I was able to distill a simple example that shows the same behavior. Playing around with some parameters (number of iterations, computation time etc.) I found that MSVC performs mostly inconsistent. Adding more iterations helps with consistency a bit which makes sense but that is not something I can do in the original problem.
#include <windows.h>
#include <stdint.h>
#include <stdio.h>
// Timer stuff...
int64_t get_ts() {
LARGE_INTEGER li;
QueryPerformanceCounter(&li);
return li.QuadPart;
}
double get_time_ms(int64_t prev) {
LARGE_INTEGER li;
QueryPerformanceFrequency(&li);
double frequency = (double)li.QuadPart;
QueryPerformanceCounter(&li);
return (double)(li.QuadPart-prev)/(frequency*1E-3);
}
#define TIMING_START int64_t _start = get_ts()

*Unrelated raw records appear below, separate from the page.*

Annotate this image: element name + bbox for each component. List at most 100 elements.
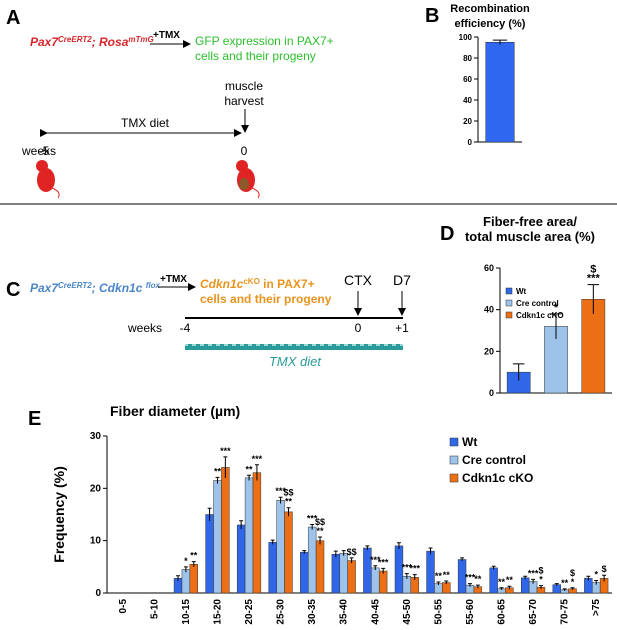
- mouse-icon: [236, 160, 260, 199]
- error-bar: [318, 536, 323, 545]
- x-tick-label: 60-65: [497, 599, 508, 625]
- bar: [307, 526, 317, 594]
- error-bar: [491, 565, 496, 570]
- legend-swatch: [449, 437, 459, 447]
- panel-letter: A: [6, 7, 20, 29]
- bar: [521, 577, 530, 594]
- error-bar: [475, 584, 480, 589]
- significance: **: [190, 551, 198, 561]
- significance: **: [214, 466, 222, 476]
- error-bar: [507, 585, 512, 590]
- y-tick-label: 0: [95, 588, 101, 599]
- genotype: Pax7CreERT2; RosamTmG: [30, 35, 154, 50]
- bar: [221, 467, 230, 594]
- day: D7: [393, 272, 411, 288]
- allele: CreERT2: [58, 35, 92, 44]
- y-tick-label: 10: [90, 536, 102, 547]
- weeks-label: weeks: [127, 321, 162, 335]
- error-bar: [404, 573, 409, 579]
- bar: [371, 567, 380, 594]
- significance: $: [538, 566, 543, 576]
- injury: CTX: [344, 272, 373, 288]
- outcome: GFP expression in PAX7+: [195, 34, 334, 48]
- legend-label: Cdkn1c cKO: [462, 471, 533, 485]
- x-tick-label: 50-55: [433, 599, 444, 625]
- y-tick-label: 20: [484, 346, 494, 356]
- significance: $$: [315, 517, 325, 527]
- error-bar: [467, 583, 472, 587]
- significance: $: [602, 564, 607, 574]
- significance: *: [184, 556, 188, 566]
- error-bar: [373, 565, 378, 570]
- bar: [236, 524, 246, 594]
- error-bar: [270, 539, 275, 545]
- allele: CreERT2: [58, 281, 92, 290]
- x-tick-label: 70-75: [560, 599, 571, 625]
- error-bar: [183, 566, 188, 573]
- diet: TMX diet: [121, 116, 170, 130]
- bar: [339, 552, 348, 594]
- week: +1: [395, 321, 409, 335]
- error-bar: [570, 587, 575, 590]
- panel-letter: D: [440, 223, 454, 245]
- y-tick-label: 0: [468, 138, 473, 147]
- legend-label: Cre control: [516, 299, 559, 308]
- error-bar: [428, 547, 433, 555]
- error-bar: [550, 313, 562, 339]
- error-bar: [239, 520, 244, 530]
- significance: *: [571, 577, 575, 587]
- bar: [252, 472, 262, 594]
- error-bar: [594, 579, 599, 585]
- x-tick-label: 25-30: [276, 599, 287, 625]
- x-tick-label: >75: [591, 599, 602, 616]
- bar: [331, 554, 341, 594]
- harvest: muscle: [225, 79, 263, 93]
- legend-label: Cdkn1c cKO: [516, 311, 564, 320]
- significance: **: [246, 464, 254, 474]
- significance: ***: [378, 557, 389, 567]
- significance: ***: [409, 564, 420, 574]
- significance: ***: [402, 563, 413, 573]
- bar: [244, 477, 254, 594]
- x-tick-label: 10-15: [181, 599, 192, 625]
- x-tick-label: 40-45: [370, 599, 381, 625]
- x-tick-label: 15-20: [212, 599, 223, 625]
- error-bar: [215, 476, 220, 484]
- error-bar: [247, 474, 252, 481]
- error-bar: [523, 575, 528, 580]
- outcome-text: in PAX7+: [260, 277, 315, 291]
- significance: **: [435, 571, 443, 581]
- bar: [276, 500, 285, 594]
- week: -5: [39, 144, 50, 158]
- weeks-label: weeks: [21, 144, 56, 158]
- significance: ***: [275, 486, 286, 496]
- y-tick-label: 100: [459, 33, 473, 42]
- y-tick-label: 60: [463, 75, 472, 84]
- x-tick-label: 45-50: [402, 599, 413, 625]
- significance: **: [285, 497, 293, 507]
- week: -4: [180, 321, 191, 335]
- bar: [378, 570, 388, 594]
- allele: cKO: [243, 277, 259, 286]
- error-bar: [587, 284, 600, 314]
- panel-letter: E: [28, 408, 41, 430]
- diet: TMX diet: [269, 354, 322, 369]
- chart-title: Fiber-free area/: [483, 214, 577, 229]
- treatment: +TMX: [153, 30, 180, 41]
- y-tick-label: 0: [489, 388, 494, 398]
- significance: *: [554, 302, 559, 314]
- y-tick-label: 40: [463, 96, 472, 105]
- y-tick-label: 80: [463, 54, 472, 63]
- bar: [315, 540, 325, 594]
- error-bar: [223, 456, 228, 478]
- chart-title: Fiber diameter (µm): [110, 403, 240, 419]
- bar: [268, 541, 277, 594]
- bar: [426, 550, 435, 594]
- error-bar: [586, 575, 591, 581]
- error-bar: [278, 496, 283, 504]
- legend-swatch: [505, 311, 513, 319]
- bar: [284, 511, 293, 594]
- legend-label: Wt: [516, 287, 527, 296]
- error-bar: [436, 581, 441, 586]
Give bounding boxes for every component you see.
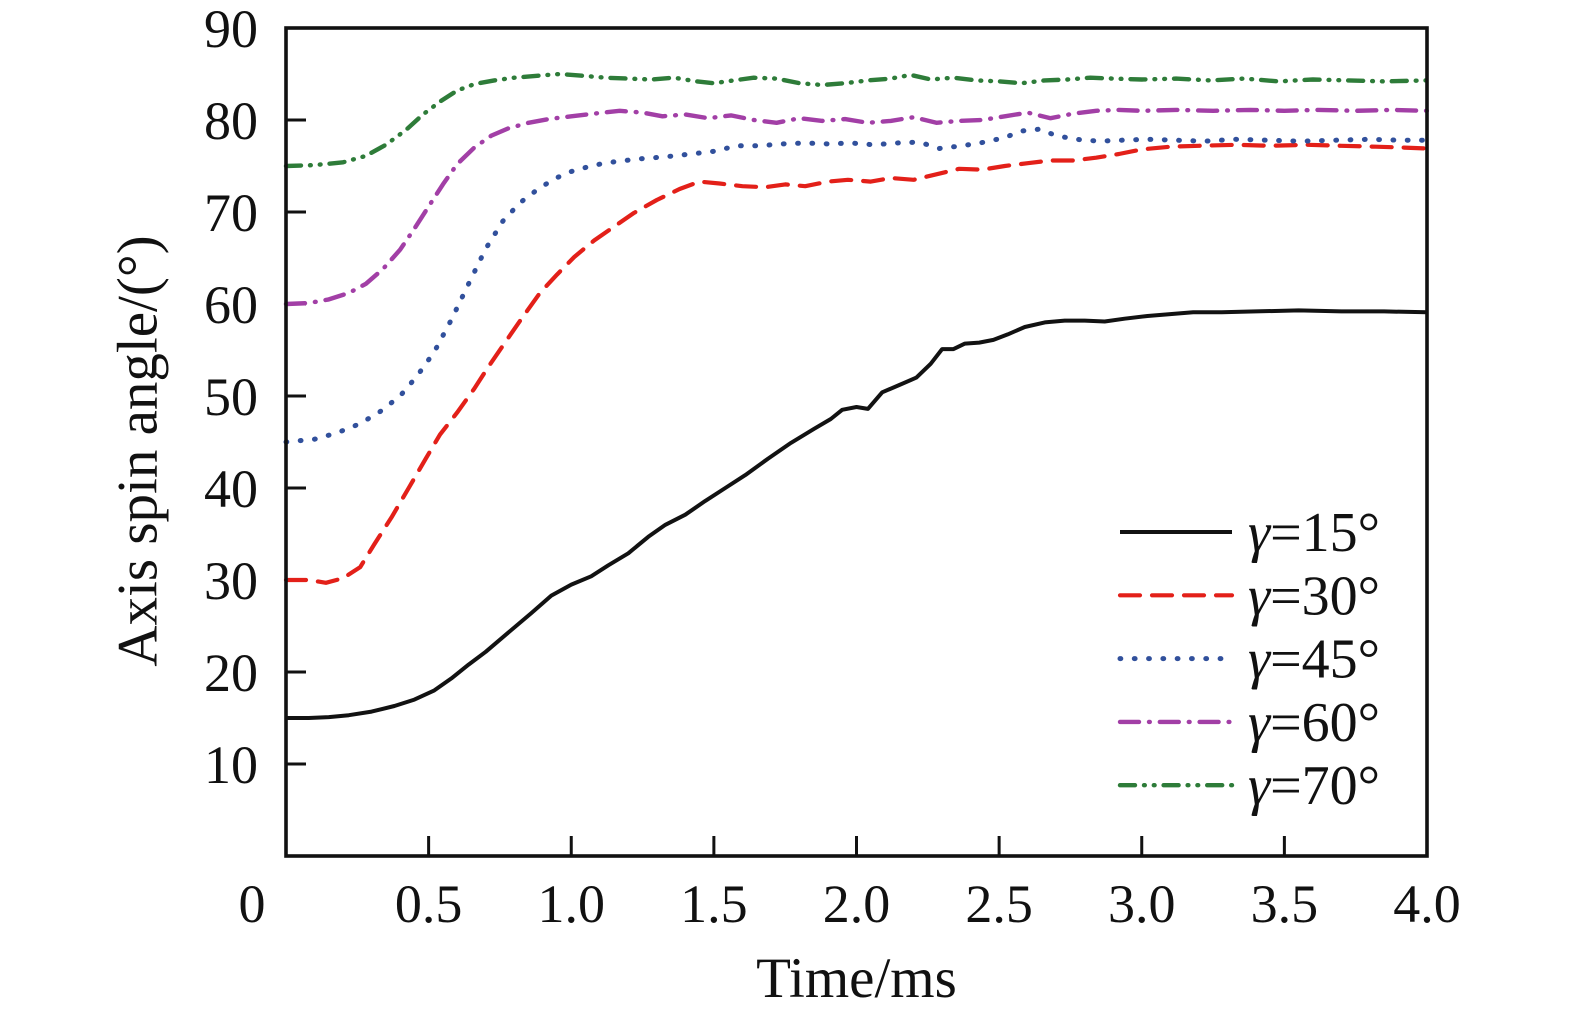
x-tick-label: 1.5 (680, 874, 748, 934)
x-tick-label: 4.0 (1393, 874, 1461, 934)
legend-item-gamma-15: γ=15° (1120, 502, 1380, 564)
series-line-gamma-15 (286, 308, 1428, 720)
y-tick-label: 40 (204, 459, 258, 519)
y-tick-label: 10 (204, 735, 258, 795)
y-tick-label: 90 (204, 0, 258, 59)
y-tick-label: 60 (204, 275, 258, 335)
legend-label-gamma-60: γ=60° (1248, 692, 1380, 754)
y-tick-label: 30 (204, 551, 258, 611)
series-line-gamma-30 (283, 142, 1430, 585)
y-tick-label: 50 (204, 367, 258, 427)
series-line-gamma-45 (283, 126, 1430, 445)
x-tick-label: 0 (239, 874, 266, 934)
legend-label-gamma-45: γ=45° (1248, 629, 1380, 691)
x-axis-title: Time/ms (756, 947, 957, 1010)
plot-frame (284, 26, 1429, 858)
legend-item-gamma-60: γ=60° (1117, 692, 1380, 754)
x-tick-label: 2.0 (823, 874, 891, 934)
legend-label-gamma-70: γ=70° (1248, 755, 1380, 817)
y-tick-label: 70 (204, 183, 258, 243)
y-axis-title: Axis spin angle/(°) (106, 235, 170, 667)
legend-label-gamma-30: γ=30° (1248, 565, 1380, 627)
x-tick-label: 3.0 (1108, 874, 1176, 934)
y-tick-label: 80 (204, 91, 258, 151)
series-line-gamma-60 (283, 107, 1430, 307)
x-tick-label: 3.5 (1251, 874, 1319, 934)
legend-item-gamma-30: γ=30° (1117, 565, 1380, 627)
legend-label-gamma-15: γ=15° (1248, 502, 1380, 564)
legend-item-gamma-45: γ=45° (1117, 629, 1380, 691)
x-tick-label: 0.5 (395, 874, 463, 934)
x-tick-label: 2.5 (965, 874, 1033, 934)
series-line-gamma-70 (283, 71, 1430, 169)
y-tick-label: 20 (204, 643, 258, 703)
legend-item-gamma-70: γ=70° (1117, 755, 1380, 817)
x-tick-label: 1.0 (538, 874, 606, 934)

#define TIMING_END printf("In %s: %.02fms\n", __FUNCTION__, get_time_ms(_start));
// Takes roughly 1.7ms on an old i7
void mySlowFunc() {
//TIMING_START;
volatile int a = 0;
for(int j = 0; j < 1000001; j++) {
a += j;
}
//TIMING_END;
}
#define NUM_ITER 6
int main(int argc, char* argv[]) {
// baseline for comparison
printf("===== Call on single core:\n");
for(int i = 0; i < 5; i++) {
TIMING_START;
for(int i = 0; i < NUM_ITER; i++) {
mySlowFunc();
}
TIMING_END;
}
printf("===== Call on multiple cores: %d\n", omp_get_max_threads());
for(int i = 0; i < 5; i++) {
TIMING_START;
#pragma omp parallel
{
int y;
#pragma omp for ordered
for(y = 0; y < NUM_ITER; y++) {
mySlowFunc();
#pragma omp ordered
{
volatile int i = 0;
}
}
}
TIMING_END;
}
return 0;
}
The following example outputs are on the same machine, same OS (Win10, Intel i7 860)
Example output MinGW (-O3 -fopenmp -march=native -mtune=native):
===== Call on single core:
In main: 10.57ms // 6 iterations @1.7ms each; this performs as expected
In main: 10.42ms
In main: 10.57ms
In main: 10.59ms
In main: 10.36ms
===== Call on multiple cores: 8
In main: 4.44ms
In main: 3.53ms
In main: 3.06ms
In main: 3.16ms // roughly 3x increase with 4C/8T. Seems reasonable
In main: 3.10ms
Example output MSVC (/MD /O2 /Ob2 /openmp):
===== Call on single core:
In misc_ordered: 10.49ms
In misc_ordered: 10.43ms
In misc_ordered: 10.45ms
In misc_ordered: 11.29ms
In misc_ordered: 10.36ms
===== Call on multiple cores: 8
In misc_ordered: 3.29ms // expected
In misc_ordered: 4.02ms
In misc_ordered: 6.26ms // why??? >:-(
In misc_ordered: 6.27ms
In misc_ordered: 6.21ms
Again: Note that multiple runs with MSVC randomly give results between 3 and 6ms.
This looks to me like the openmp implementation in MSVC struggles to distribute the workload evenly. But shouldn't the windows scheduler do this anyway? And if so, why would it behave differently on two different executables? Alternatively maybe some threads are waiting (there is still ordering happening) but how could I attempt to verify and fix that?